I'm probably missing something, I'll detail the steps I used below, and any feedback is welcomed. I'm new to tf-slim, so it can be an obvious mistake, maybe too little samples ? I'm not looking for top accuracy, just something working for prototyping.
Source materials can be found there : https://www.dropbox.com/s/k55xoygdzb2efag/TilesDataset.zip?dl=0
I used tensorflow-gpu 1.15.3 on windows 10.
I created the dataset using :
python ./createTfRecords.py --tfrecord_filename=tilesV2_40 --dataset_dir=.\tilesV2\Tiles_40
I added a dataset provider in models-master\research\slim\datasets based on the flowers provider.

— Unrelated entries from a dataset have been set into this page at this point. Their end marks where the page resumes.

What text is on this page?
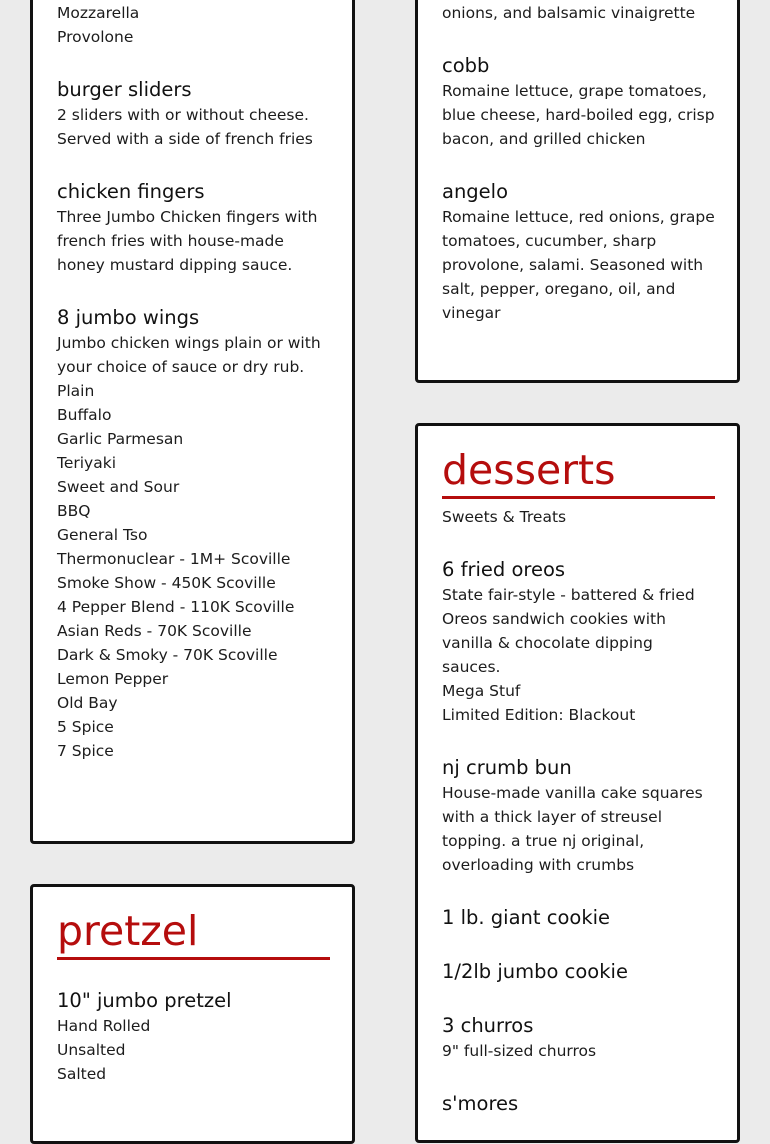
Mozzarella
Provolone
burger sliders

2 sliders with or without cheese. Served with a side of french fries

chicken fingers

Three Jumbo Chicken fingers with french fries with house-made honey mustard dipping sauce.

8 jumbo wings

Jumbo chicken wings plain or with your choice of sauce or dry rub.

Plain
Buffalo
Garlic Parmesan
Teriyaki
Sweet and Sour
BBQ
General Tso
Thermonuclear - 1M+ Scoville
Smoke Show - 450K Scoville
4 Pepper Blend - 110K Scoville
Asian Reds - 70K Scoville
Dark & Smoky - 70K Scoville
Lemon Pepper
Old Bay
5 Spice
7 Spice

onions, and balsamic vinaigrette

cobb

Romaine lettuce, grape tomatoes, blue cheese, hard-boiled egg, crisp bacon, and grilled chicken

angelo

Romaine lettuce, red onions, grape tomatoes, cucumber, sharp provolone, salami. Seasoned with salt, pepper, oregano, oil, and vinegar

pretzel
10" jumbo pretzel
Hand Rolled
Unsalted
Salted
desserts

Sweets & Treats

6 fried oreos

State fair-style - battered & fried Oreos sandwich cookies with vanilla & chocolate dipping sauces.

Mega Stuf
Limited Edition: Blackout
nj crumb bun

House-made vanilla cake squares with a thick layer of streusel topping. a true nj original, overloading with crumbs

1 lb. giant cookie
1/2lb jumbo cookie
3 churros

9" full-sized churros

s'mores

I modified the mobilnet_v2.py in models-master\research\slim\nets\mobilenet, changed num_classes=5 and mobilenet.default_image_size = 40
I trained the net with : python ./models-master/research/slim/train_image_classifier.py --model_name "mobilenet_v2" --learning_rate 0.045 --preprocessing_name "inception_v2" --label_smoothing 0.1 --moving_average_decay 0.9999 --batch_size 96 --learning_rate_decay_factor 0.98 --num_epochs_per_decay 2.5 --train_dir ./weight --dataset_name Tiles_40 --dataset_dir .\tilesV2\Tiles_40
When I try this python .\models-master\research\slim\eval_image_classifier.py --alsologtostderr --checkpoint_path ./weight/model.ckpt-XXX --dataset_dir ./tilesV2/Tiles_40 --dataset_name Tiles_40 --dataset_split_name validation --model_name mobilenet_v2
I get eval/Recall_5[1]eval/Accuracy[1]
I then export the graph with python .\models-master\research\slim\export_inference_graph.py --alsologtostderr --model_name mobilenet_v2 --image_size 40 --output_file .\export\output.pb --dataset_name Tiles_40
And freeze it with freeze_graph --input_graph .\export\output.pb --input_checkpoint .\weight\model.ckpt-XXX --input_binary true --output_graph .\export\frozen.pb --output_node_names MobilenetV2/Predictions/Reshape_1
I then try the net with images from the dataset with python .\label_image.py --graph .\export\frozen.pb --labels .\tilesV2\Tiles_40\labels.txt --image .\tilesV2\Tiles_40\photos\lac\1_1.png --input_layer input --output_layer MobilenetV2/Predictions/Reshape_1
. This is where I get wrong classifications.,
like 0:background 0.92839915 2:lac 0.020171663 1:house 0.019106707 3:road 0.01677236 4:start 0.0155500565
for a "lac" image of the dataset
I tried changing the depth_multiplier, the learning rate, learning on a cpu, removing --preprocessing_name "inception_v2"
from the learning command. I don't have any idea left...
Change your learning rate, maybe start from the usual choice of 3e-5.